Salmon Tartare with Wasabi Cucumbers, Lime Crème Fraîche and Hash Browns


Rating: 1.75 / 5.00 (4 Votes)


Total time: 45 min

Servings: 4.0 (servings)

Ingredients:




Salmon tartare:











Wasabiguras:








Lime creme fraiche:









Instructions:

Cut the potatoes into long strings with a potato cutter (spiralo). Fry the pancakes in hot clarified butter until golden brown on both sides, drain on kitchen roll and cut into 8 pieces. Cut the two types of salmon into narrow slices at the beginning, then into strips and finally into small cubes. Mix lime juice, dill, shallots, olive oil, white pepper, salt and coriander with the salmon tartare.

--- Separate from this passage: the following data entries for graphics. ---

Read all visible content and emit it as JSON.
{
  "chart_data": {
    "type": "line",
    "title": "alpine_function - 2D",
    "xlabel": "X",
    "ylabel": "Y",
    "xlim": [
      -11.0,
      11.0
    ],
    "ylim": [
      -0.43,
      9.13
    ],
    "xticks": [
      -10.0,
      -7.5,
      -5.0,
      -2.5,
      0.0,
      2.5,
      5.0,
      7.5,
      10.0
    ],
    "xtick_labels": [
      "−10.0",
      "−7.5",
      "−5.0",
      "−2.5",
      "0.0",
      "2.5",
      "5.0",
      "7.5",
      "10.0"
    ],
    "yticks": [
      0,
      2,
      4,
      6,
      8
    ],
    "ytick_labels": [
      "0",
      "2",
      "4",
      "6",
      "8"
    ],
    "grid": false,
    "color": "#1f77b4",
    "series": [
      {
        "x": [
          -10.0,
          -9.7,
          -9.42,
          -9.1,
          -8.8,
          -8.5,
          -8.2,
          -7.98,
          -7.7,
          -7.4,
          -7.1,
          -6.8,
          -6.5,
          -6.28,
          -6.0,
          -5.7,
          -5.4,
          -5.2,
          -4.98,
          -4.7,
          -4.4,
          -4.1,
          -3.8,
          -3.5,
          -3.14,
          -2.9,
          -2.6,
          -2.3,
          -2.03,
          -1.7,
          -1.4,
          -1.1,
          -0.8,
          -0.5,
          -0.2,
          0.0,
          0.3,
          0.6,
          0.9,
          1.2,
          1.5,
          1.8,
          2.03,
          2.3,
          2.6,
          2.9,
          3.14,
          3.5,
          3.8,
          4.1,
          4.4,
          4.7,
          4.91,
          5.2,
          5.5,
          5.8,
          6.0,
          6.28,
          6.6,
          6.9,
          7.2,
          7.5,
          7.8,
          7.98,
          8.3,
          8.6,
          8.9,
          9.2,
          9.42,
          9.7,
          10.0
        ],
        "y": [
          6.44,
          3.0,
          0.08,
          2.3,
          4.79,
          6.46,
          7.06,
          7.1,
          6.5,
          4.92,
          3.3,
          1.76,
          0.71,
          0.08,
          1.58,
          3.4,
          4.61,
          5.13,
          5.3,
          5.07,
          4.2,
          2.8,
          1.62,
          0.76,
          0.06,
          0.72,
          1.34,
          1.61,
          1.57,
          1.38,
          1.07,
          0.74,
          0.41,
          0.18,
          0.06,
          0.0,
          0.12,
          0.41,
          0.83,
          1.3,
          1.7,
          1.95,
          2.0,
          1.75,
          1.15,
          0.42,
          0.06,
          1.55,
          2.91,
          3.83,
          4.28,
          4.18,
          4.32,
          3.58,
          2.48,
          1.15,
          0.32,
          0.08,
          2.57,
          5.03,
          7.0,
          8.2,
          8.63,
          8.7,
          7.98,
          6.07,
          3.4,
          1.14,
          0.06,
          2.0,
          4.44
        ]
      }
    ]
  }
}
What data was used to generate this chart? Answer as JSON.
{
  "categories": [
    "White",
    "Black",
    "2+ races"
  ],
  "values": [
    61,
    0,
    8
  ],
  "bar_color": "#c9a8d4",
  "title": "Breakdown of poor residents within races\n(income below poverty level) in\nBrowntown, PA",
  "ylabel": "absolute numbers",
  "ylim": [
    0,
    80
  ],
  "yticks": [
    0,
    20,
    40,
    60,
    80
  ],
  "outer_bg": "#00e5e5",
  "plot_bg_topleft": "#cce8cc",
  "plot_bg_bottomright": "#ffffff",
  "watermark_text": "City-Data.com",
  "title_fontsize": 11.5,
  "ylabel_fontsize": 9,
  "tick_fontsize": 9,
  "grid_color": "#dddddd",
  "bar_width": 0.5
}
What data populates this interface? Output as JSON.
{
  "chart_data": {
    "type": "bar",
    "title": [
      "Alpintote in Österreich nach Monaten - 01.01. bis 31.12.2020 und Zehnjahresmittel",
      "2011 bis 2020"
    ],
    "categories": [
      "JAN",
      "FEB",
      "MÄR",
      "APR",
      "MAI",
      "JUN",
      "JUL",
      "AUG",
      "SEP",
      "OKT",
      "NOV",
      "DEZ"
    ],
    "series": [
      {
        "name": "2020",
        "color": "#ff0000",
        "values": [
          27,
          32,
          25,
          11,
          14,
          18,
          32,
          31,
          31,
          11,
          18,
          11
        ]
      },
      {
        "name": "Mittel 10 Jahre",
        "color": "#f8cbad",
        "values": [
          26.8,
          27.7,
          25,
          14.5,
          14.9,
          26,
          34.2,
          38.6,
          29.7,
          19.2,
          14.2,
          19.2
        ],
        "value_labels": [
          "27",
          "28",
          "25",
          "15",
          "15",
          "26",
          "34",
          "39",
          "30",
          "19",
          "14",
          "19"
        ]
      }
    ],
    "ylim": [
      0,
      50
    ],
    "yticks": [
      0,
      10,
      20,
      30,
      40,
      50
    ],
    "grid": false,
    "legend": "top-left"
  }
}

Rinse the cucumber, remove the skin, cut in half and scrape out the core with a spoon. Cut the cucumber flesh into very fine cubes, place in a suitable bowl and mix well with créme fraîche and a hazelnut-sized mass of wasabi. Season with salt, pepper and a little bit of sugar. Put all the ingredients in a suitable bowl and mix until smooth. Arrange the salmon tartare together with the wasabi cucumbers and the lime crème fraîche, place the hash browns on top and garnish with fresh dill.

Tip: Instead of clarified butter, you can also use butter in most cases.